Amir Asks PERM:
Hi there,
If you flood two identical cores (let’s say with poro=25%, perm=200 md) one with water and another one with immiscible gas (like associated gas), for which case do you expect a higher residual oil saturation?
Thanks,
Amir
Dr. Jonathan Bryan from PERM Answers:
Hello,
Let’s start by assuming that we have a water wet reservoir. In this case, flooding with water is an imbibition process. Water will come through the smallest pores first and displace mobile oil in the larger pores out of the core. Eventually oil is trapped by being surrounded with water, so depending on the nature of the porous medium (i.e. connectivity of pores and PB/PT aspect ratio) trapping of oil may be large or small. If the reservoir is oil wet, we generally expect residual oil saturation to be lower since oil trapping will occur in the smaller pores, and oil will remain continuous (mobile) for longer.

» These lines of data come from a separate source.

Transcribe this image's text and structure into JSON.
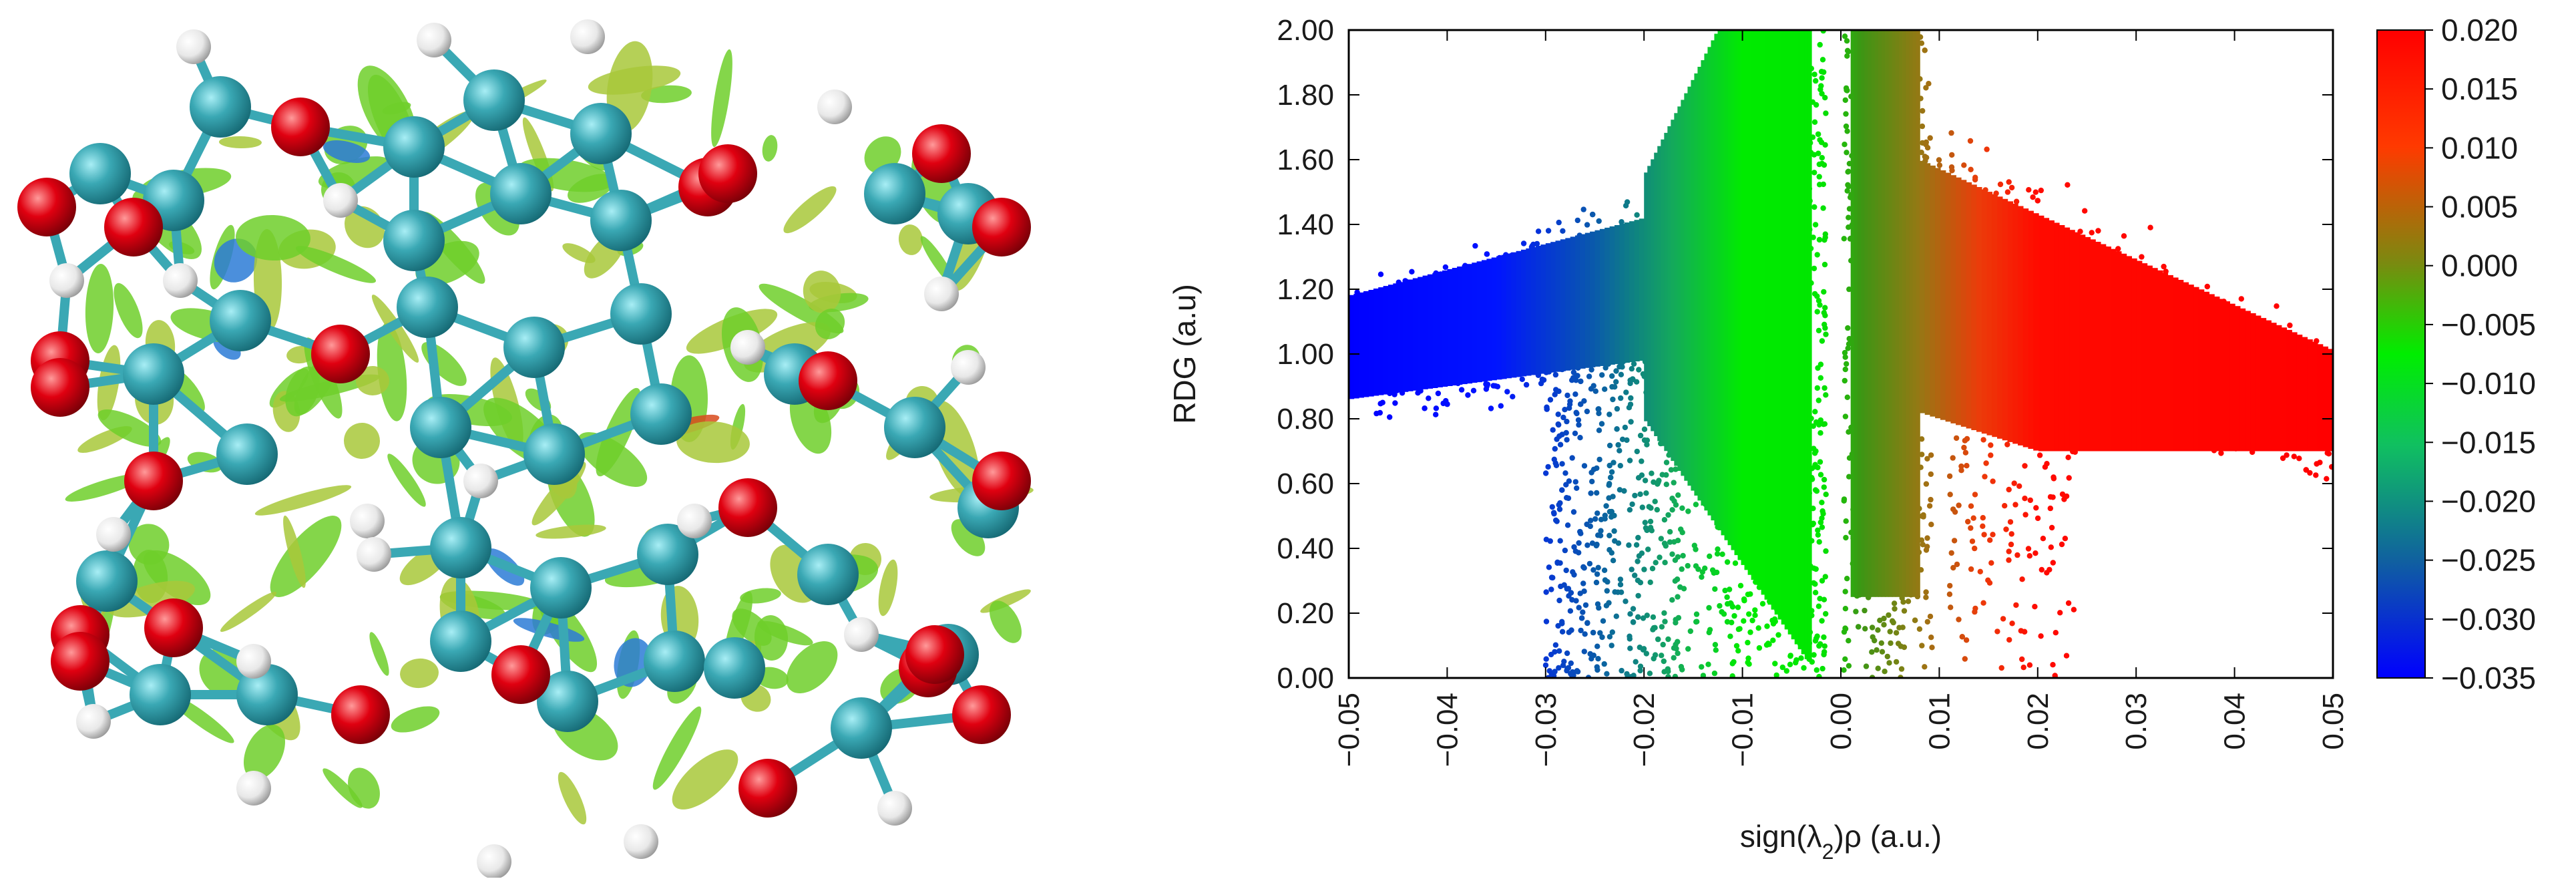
{
  "chart_data": {
    "type": "scatter",
    "ylabel": "RDG (a.u)",
    "xlabel_prefix": "sign(λ",
    "xlabel_sub": "2",
    "xlabel_suffix": ")ρ (a.u.)",
    "xlim": [
      -0.05,
      0.05
    ],
    "ylim": [
      0.0,
      2.0
    ],
    "x_ticks": [
      "-0.05",
      "-0.04",
      "-0.03",
      "-0.02",
      "-0.01",
      "0.00",
      "0.01",
      "0.02",
      "0.03",
      "0.04",
      "0.05"
    ],
    "y_ticks": [
      "0.00",
      "0.20",
      "0.40",
      "0.60",
      "0.80",
      "1.00",
      "1.20",
      "1.40",
      "1.60",
      "1.80",
      "2.00"
    ],
    "colorbar": {
      "range": [
        -0.035,
        0.02
      ],
      "ticks": [
        "0.020",
        "0.015",
        "0.010",
        "0.005",
        "0.000",
        "-0.005",
        "-0.010",
        "-0.015",
        "-0.020",
        "-0.025",
        "-0.030",
        "-0.035"
      ],
      "colors": [
        "#ff0000",
        "#00ee00",
        "#0000ff"
      ]
    },
    "clusters": [
      {
        "x_range": [
          -0.05,
          -0.025
        ],
        "y_center": 1.05,
        "y_spread": 0.25
      },
      {
        "x_range": [
          -0.03,
          -0.015
        ],
        "y_center": 0.4,
        "y_spread": 0.4
      },
      {
        "x_range": [
          -0.018,
          -0.002
        ],
        "y_center": 1.0,
        "y_spread": 1.0
      },
      {
        "x_range": [
          0.0,
          0.01
        ],
        "y_center": 1.0,
        "y_spread": 1.0
      },
      {
        "x_range": [
          0.01,
          0.05
        ],
        "y_center": 0.85,
        "y_spread": 0.3
      },
      {
        "x_range": [
          0.012,
          0.022
        ],
        "y_center": 0.3,
        "y_spread": 0.3
      }
    ],
    "legend": "right"
  },
  "molecule": {
    "atom_colors": {
      "carbon": "#3aa8b4",
      "oxygen": "#e00010",
      "hydrogen": "#f2f2f2"
    },
    "isosurface_colors": [
      "#6fcf2a",
      "#a8c83a",
      "#2c7bd6",
      "#d84a1c"
    ]
  }
}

In the case of gas displacing oil and water, gas is always the non-wetting phase. Gas will therefore come through the center of the pores, and oil/water will drain around the edges of the gas. So in this case, we always expect a low residual oil saturation. But please note: this assumes that invasion of gas is gravity stable (slow). If gas injection is too fast, gas will finger through the oil and large parts of the system will be bypassed. So in this condition, residual oil saturation will be much higher, but this is due to viscous bypassing of oil and not capillary trapping.